Most of the talk heading into Penguins’ training camp regarding the team’s roster centered around who will play among the Top-6 forwards.
But another question, which is just as important, is who will be on the Bottom-6.
After reviewing the Penguins’ roster from last season, new general manager Jim Rutherford wanted to improve the team’s Bottom-6 group. Via trades and free agent signings, Rutherford bolstered the team with players like Nick Spaling, Steve Downie and Blake Comeau.
But one player that shouldn’t be ignored to fill such a role is 20-year-old Oskar Sundqvist.
Sundqvist, the Penguins’ third-round pick (81st overall) of the 2012 NHL Draft, is exactly the type of player to fit on a third and fourth line. He plays a physical game, likes to agitate his opponents, has an attitude on the ice, crashes the net and will fight in the corners and on the boards.
“Play hard, simple, go to the net,” Sundqvist said of his style.
But during the preseason, he’s even chipped in offensively. In five contests, Sundqvist had two goals, three points and 11 shots.
“He’s had a very good preseason,” head coach Mike Johnston said. “Every game, no matter where I seem to play him, if he’s with very experienced players or he’s in more of a checking situation, he seems to have responded.

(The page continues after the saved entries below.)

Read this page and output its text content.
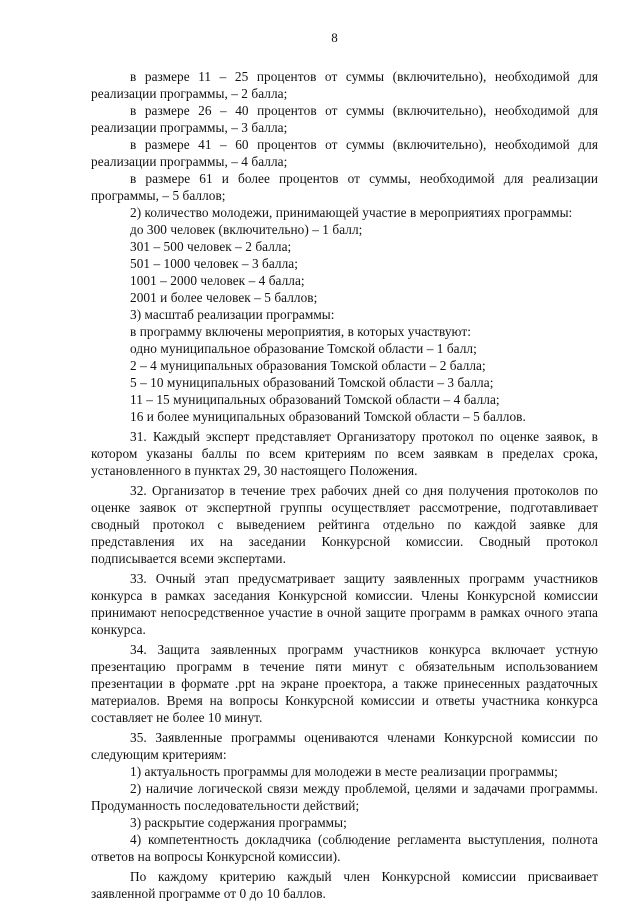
8

в размере 11 – 25 процентов от суммы (включительно), необходимой для реализации программы, – 2 балла;

в размере 26 – 40 процентов от суммы (включительно), необходимой для реализации программы, – 3 балла;

в размере 41 – 60 процентов от суммы (включительно), необходимой для реализации программы, – 4 балла;

в размере 61 и более процентов от суммы, необходимой для реализации программы, – 5 баллов;

2) количество молодежи, принимающей участие в мероприятиях программы:

до 300 человек (включительно) – 1 балл;

301 – 500 человек – 2 балла;

501 – 1000 человек – 3 балла;

1001 – 2000 человек – 4 балла;

2001 и более человек – 5 баллов;

3) масштаб реализации программы:

в программу включены мероприятия, в которых участвуют:

одно муниципальное образование Томской области – 1 балл;

2 – 4 муниципальных образования Томской области – 2 балла;

5 – 10 муниципальных образований Томской области – 3 балла;

11 – 15 муниципальных образований Томской области – 4 балла;

16 и более муниципальных образований Томской области – 5 баллов.

31. Каждый эксперт представляет Организатору протокол по оценке заявок, в котором указаны баллы по всем критериям по всем заявкам в пределах срока, установленного в пунктах 29, 30 настоящего Положения.

32. Организатор в течение трех рабочих дней со дня получения протоколов по оценке заявок от экспертной группы осуществляет рассмотрение, подготавливает сводный протокол с выведением рейтинга отдельно по каждой заявке для представления их на заседании Конкурсной комиссии. Сводный протокол подписывается всеми экспертами.

33. Очный этап предусматривает защиту заявленных программ участников конкурса в рамках заседания Конкурсной комиссии. Члены Конкурсной комиссии принимают непосредственное участие в очной защите программ в рамках очного этапа конкурса.

34. Защита заявленных программ участников конкурса включает устную презентацию программ в течение пяти минут с обязательным использованием презентации в формате .ppt на экране проектора, а также принесенных раздаточных материалов. Время на вопросы Конкурсной комиссии и ответы участника конкурса составляет не более 10 минут.

35. Заявленные программы оцениваются членами Конкурсной комиссии по следующим критериям:

1) актуальность программы для молодежи в месте реализации программы;

2) наличие логической связи между проблемой, целями и задачами программы. Продуманность последовательности действий;

3) раскрытие содержания программы;

4) компетентность докладчика (соблюдение регламента выступления, полнота ответов на вопросы Конкурсной комиссии).

По каждому критерию каждый член Конкурсной комиссии присваивает заявленной программе от 0 до 10 баллов.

“He’s a very good prospect. I mentioned the other day, I really thought out of this camp, he’s a guy that took a big step. He’s got size, he’s good both ways, he’s responsible, so he’s going to be a very good player for this organization.”
Sundqvist (6-foot-3, 209 pounds) has played his entire career in Sweden for the Swedish Elite League (SEL) team Skelleftea. He saw his first action on the smaller ice surface during training camp and in the preseason. But after the first game, Sundqvist adjusted to the limited space.
“It took one game and the adjustment wasn’t a problem,” Sundqvist said. “The first game I felt a little bit lost. But it was pretty easy for me.”
Over the next few days as the Pens map out their roster, Sundqvist is a name that will be a part of the discussion. Should the team keep him on the roster? Send him to Wilkes-Barre/Scranton of the American Hockey League? Or return him to Sweden?
“We talked about it the other day, and he’s led to a lot of conversations between our coaching staff and management,” Johnston said. “We’ll have some tough conversations over the next few days as to what we do now.”
Sundqvist has forced his name to be a part of those conversations. He’s done the best he could in his audition at training camp and in preseason action. Now all he can do is wait and see where his next step will be.
“It’s been a good training camp for me. Everything has been good,” Sundqvist said. “If I’m going back to Sweden or staying here for a couple of weeks, we’ll have to wait and see.”